First Posted: 2/10/2015

RALEIGH — The United States may get a taste of cyber warfare at home the next time the country goes to war abroad as enemy leaders lash out by commanding computers to shut down U.S. electricity supplies or send household appliances haywire, a leading information systems security expert said Monday.

“The next time there is a threat of impending war somewhere in the world, there will be a cyber component to that,” said Mandiant Corp. founder Kevin Mandia, whose company investigates corporate computer attacks. “There’s no doubt in my mind, it will reach consumer space the next time we have aggression.”

That could mean remotely controlling building thermostats or attacking communications networks — whatever soft targets hackers sent into action by an unfriendly government can reach, said Mandia, who appeared with National Security Agency director Adm. Mike Rogers on a panel at North Carolina State University’s Emerging Issues Forum.
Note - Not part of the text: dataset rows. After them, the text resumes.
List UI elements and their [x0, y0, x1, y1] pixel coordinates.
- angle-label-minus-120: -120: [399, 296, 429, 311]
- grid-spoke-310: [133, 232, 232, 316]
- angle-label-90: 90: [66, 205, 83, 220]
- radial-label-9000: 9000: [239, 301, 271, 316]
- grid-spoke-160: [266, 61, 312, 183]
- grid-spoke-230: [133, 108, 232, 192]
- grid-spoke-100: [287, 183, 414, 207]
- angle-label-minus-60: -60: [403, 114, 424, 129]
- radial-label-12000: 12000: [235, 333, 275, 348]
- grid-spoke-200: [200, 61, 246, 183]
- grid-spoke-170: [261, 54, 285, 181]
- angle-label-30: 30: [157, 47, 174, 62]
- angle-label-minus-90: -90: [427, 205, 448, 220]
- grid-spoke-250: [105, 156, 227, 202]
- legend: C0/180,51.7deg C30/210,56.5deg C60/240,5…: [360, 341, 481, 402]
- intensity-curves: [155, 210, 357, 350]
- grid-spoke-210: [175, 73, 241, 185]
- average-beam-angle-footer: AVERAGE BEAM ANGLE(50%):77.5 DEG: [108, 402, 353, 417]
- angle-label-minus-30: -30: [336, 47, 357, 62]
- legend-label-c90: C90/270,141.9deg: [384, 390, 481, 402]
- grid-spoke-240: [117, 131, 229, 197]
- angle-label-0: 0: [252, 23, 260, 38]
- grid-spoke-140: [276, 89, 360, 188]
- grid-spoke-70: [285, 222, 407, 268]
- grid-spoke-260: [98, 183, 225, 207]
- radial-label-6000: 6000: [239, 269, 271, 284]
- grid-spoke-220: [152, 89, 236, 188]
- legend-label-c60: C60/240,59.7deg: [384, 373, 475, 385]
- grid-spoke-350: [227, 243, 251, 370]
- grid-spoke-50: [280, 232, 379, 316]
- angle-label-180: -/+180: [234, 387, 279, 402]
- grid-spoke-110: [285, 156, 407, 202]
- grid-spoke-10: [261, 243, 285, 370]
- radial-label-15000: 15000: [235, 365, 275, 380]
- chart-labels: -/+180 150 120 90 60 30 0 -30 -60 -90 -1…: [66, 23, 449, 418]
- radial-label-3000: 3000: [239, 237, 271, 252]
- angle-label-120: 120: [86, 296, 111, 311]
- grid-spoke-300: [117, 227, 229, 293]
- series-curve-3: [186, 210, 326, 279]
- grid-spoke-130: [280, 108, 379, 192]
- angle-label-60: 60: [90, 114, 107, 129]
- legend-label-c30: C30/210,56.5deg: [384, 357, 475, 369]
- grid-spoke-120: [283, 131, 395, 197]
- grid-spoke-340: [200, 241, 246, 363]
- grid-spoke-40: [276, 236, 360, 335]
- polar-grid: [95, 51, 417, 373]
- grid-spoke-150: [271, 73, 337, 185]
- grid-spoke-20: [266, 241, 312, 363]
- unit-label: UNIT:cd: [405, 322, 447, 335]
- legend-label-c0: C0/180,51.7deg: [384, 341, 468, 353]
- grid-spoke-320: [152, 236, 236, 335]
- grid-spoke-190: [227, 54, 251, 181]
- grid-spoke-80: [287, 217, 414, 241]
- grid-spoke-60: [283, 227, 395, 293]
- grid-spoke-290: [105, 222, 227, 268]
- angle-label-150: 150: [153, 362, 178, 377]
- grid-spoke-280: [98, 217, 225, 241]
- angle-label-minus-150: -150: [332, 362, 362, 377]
There’s already been a prelude, Mandia said: When Syrian government forces used chemical weapons in 2013 against the country’s citizens in defiance of a warning by President Barack Obama, the U.S. threatened airstrikes. A hacker organization calling itself the Syrian Electronic Army responded by launching attacks on websites and Twitter feeds for The Associated Press and other news media outlets that the organization characterized as being friendly to the country’s rebel forces.

Mandia, the NSA’s Rogers and former U.S. House Intelligence Committee Chairman Mike Rogers said the reality is that unfriendly foreign governments and criminal gangs are launching virtual attacks on America’s financial system and stealing intellectual property from companies at a breathtaking pace.

The crippling hacking attacks on Sony Entertainment late last year carried one of the most comprehensive impacts of any online act involving a corporation, the NSA’s Rogers said.

The attack, blamed on North Korea, stole some films that were Sony’s intellectual property, took personal employee identification, disclosed how much some people were being paid, manipulated some data within the company’s network and wiped clean and destroyed other information, Rogers said.

“Of all the things that I have looked at, it (the Sony attack) had the broadest dimensions to it,” Rogers said.

With the hope of deterring similar raids, Obama announced penalties against Pyongyang, beginning with financial sanctions, Rogers said.

Deterring cyberattacks is more likely if “you lead them to believe that even if they are successful that ultimately the price they will pay is too high and it doesn’t warrant the effort,” Rogers said. “We had very high confidence in exactly who this was, how they did it and why they did it.”

Pyongyang denied it was involved and has vowed to retaliate.